大阪千日墓所で起きた女舞芸人美濃屋三勝(みのやさんかつ)と大和五条の赤根屋半七との心中事件に取材、安永元年(1772年)初演。竹本三郎兵衛・豊竹応律ほかの作。

写真は公式サイトより。

酒屋の段
丁稚長太の間の抜けたおかしいひとりごとからの始まりに肩の力を抜いて物語の世界へと誘われます。子を抱いた女が酒を買いにきて、長太は酒樽を持って供します。

代官所に呼び出された酒屋の主人半兵衛が心配しきりの年寄五人組と帰宅。たいしたことない、たかが半七が人殺し。勘当したと。そこへ泣きながら長太がさっきの女の子を抱いて帰参。半兵衛を見込んでの捨て子のよう。大好きな錦糸師匠に、師匠が厳しく育成中の靖太夫。がんばれ!

半七は半兵衛の息子で、三勝という芸者に馴染み子までなし家に寄り付かず、挙句の果ては三勝がらみで人まで殺め、勘当されたのです。お園という可愛いい嫁も舅・宗岸(そうがん)が怒り里に連れ帰ってましたが、お園は半七を慕い泣き暮らす始末、病になりかねないと心配で再び嫁にしてやってほしいと頼みます。

半兵衛はお園のために頑なに断りますが、宗岸は半兵衛が半七の罪を引き受け、縄をかけられていたことを知ってのうえ。半兵衛、宗岸のやりとりが山場で、二人の親がそれぞれ子らを想いやってのいいぶん。藤太夫・清友がよく、とても感動的でした。

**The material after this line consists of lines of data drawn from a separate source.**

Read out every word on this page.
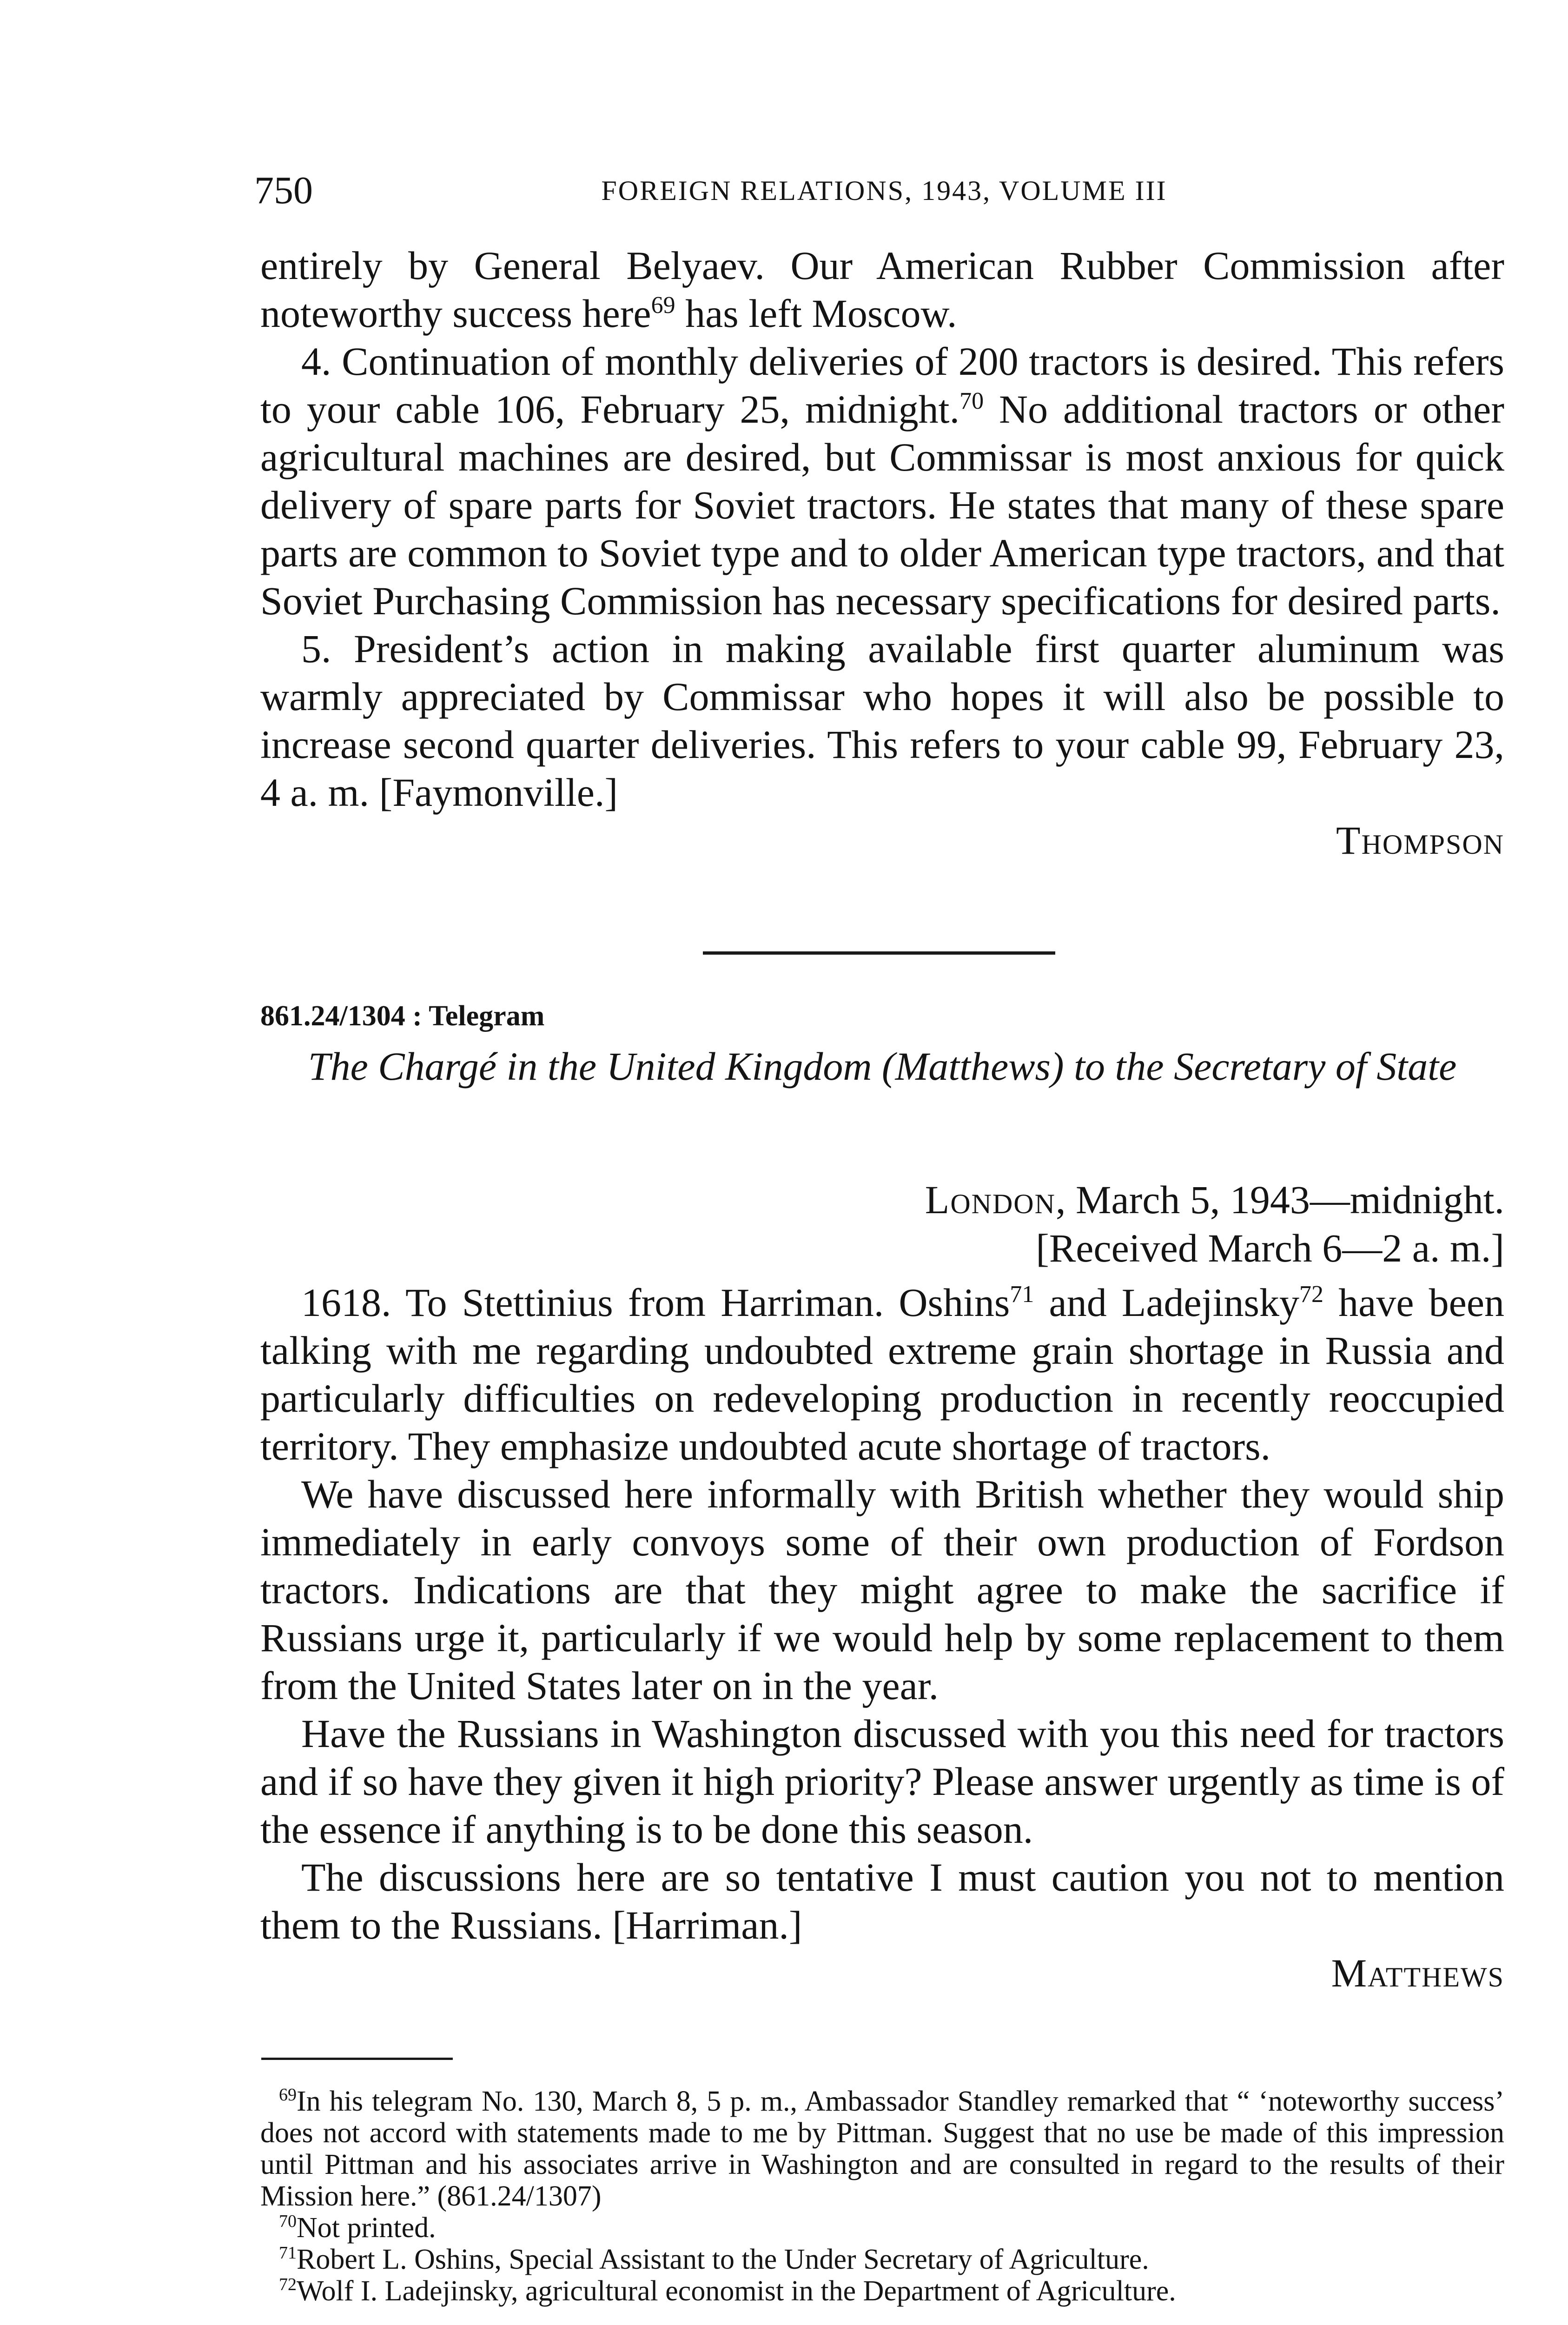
750	FOREIGN RELATIONS, 1943, VOLUME III

entirely by General Belyaev. Our American Rubber Commission after noteworthy success here$^{69}$ has left Moscow.

4. Continuation of monthly deliveries of 200 tractors is desired. This refers to your cable 106, February 25, midnight.$^{70}$ No additional tractors or other agricultural machines are desired, but Commissar is most anxious for quick delivery of spare parts for Soviet tractors. He states that many of these spare parts are common to Soviet type and to older American type tractors, and that Soviet Purchasing Commission has necessary specifications for desired parts.

5. President’s action in making available first quarter aluminum was warmly appreciated by Commissar who hopes it will also be possible to increase second quarter deliveries. This refers to your cable 99, February 23, 4 a. m. [Faymonville.]

Thompson

861.24/1304 : Telegram
The Chargé in the United Kingdom (Matthews) to the Secretary of State

London, March 5, 1943—midnight.

[Received March 6—2 a. m.]

1618. To Stettinius from Harriman. Oshins$^{71}$ and Ladejinsky$^{72}$ have been talking with me regarding undoubted extreme grain shortage in Russia and particularly difficulties on redeveloping production in recently reoccupied territory. They emphasize undoubted acute shortage of tractors.

We have discussed here informally with British whether they would ship immediately in early convoys some of their own production of Fordson tractors. Indications are that they might agree to make the sacrifice if Russians urge it, particularly if we would help by some replacement to them from the United States later on in the year.

Have the Russians in Washington discussed with you this need for tractors and if so have they given it high priority? Please answer urgently as time is of the essence if anything is to be done this season.

The discussions here are so tentative I must caution you not to mention them to the Russians. [Harriman.]

Matthews

$^{69}$In his telegram No. 130, March 8, 5 p. m., Ambassador Standley remarked that “ ‘noteworthy success’ does not accord with statements made to me by Pittman. Suggest that no use be made of this impression until Pittman and his associates arrive in Washington and are consulted in regard to the results of their Mission here.” (861.24/1307)

$^{70}$Not printed.

$^{71}$Robert L. Oshins, Special Assistant to the Under Secretary of Agriculture.

$^{72}$Wolf I. Ladejinsky, agricultural economist in the Department of Agriculture.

「いまごろは半七さん、」から始まるお園のクドキ、このセリフ、かつては知らない者がいないほど有名な一節だったそう。人形のみせどころ。釘付けになりました。太夫・三味線の聞かせどころ。

わたしがいなかったら、自分があのときしんでいたらと嘆くお園が、健気で可哀想でたまりません。解説によると江戸時代にもこんな女性はおらず、絶対的純粋結晶としての貞淑の究極がこのお園なんだそう。

ハイハイしてでてくる赤ちゃんが可愛いったらなくて。その子は半七と三勝の子お通。半七は子を自分だと思って育ててくれと。両親、お園に詫びと別れを告げ、死に場所を求め彷徨う、道行霜夜の千日へと続きます。道行霜夜の千日は、国立劇場では昭和50年以来二度目の上演だそう。

文楽の心中ものって、叶わぬ恋をしたふたりの悲しい行く末と、そのふたり、特に男の側の子や嫁、両親の心情を丁寧に描く、家族の愛の物語ね?って思いました。

心中に至るふたりにはやっぱり共感はできないけれど、身代わりになってでも助けたい、自分はどうでもかまわない、愛する人の幸せを叶えたいと思う家族の気持ちに涙しました。

文楽、やっぱり素晴らしい。
たっぷり堪能。幸せな1日でした。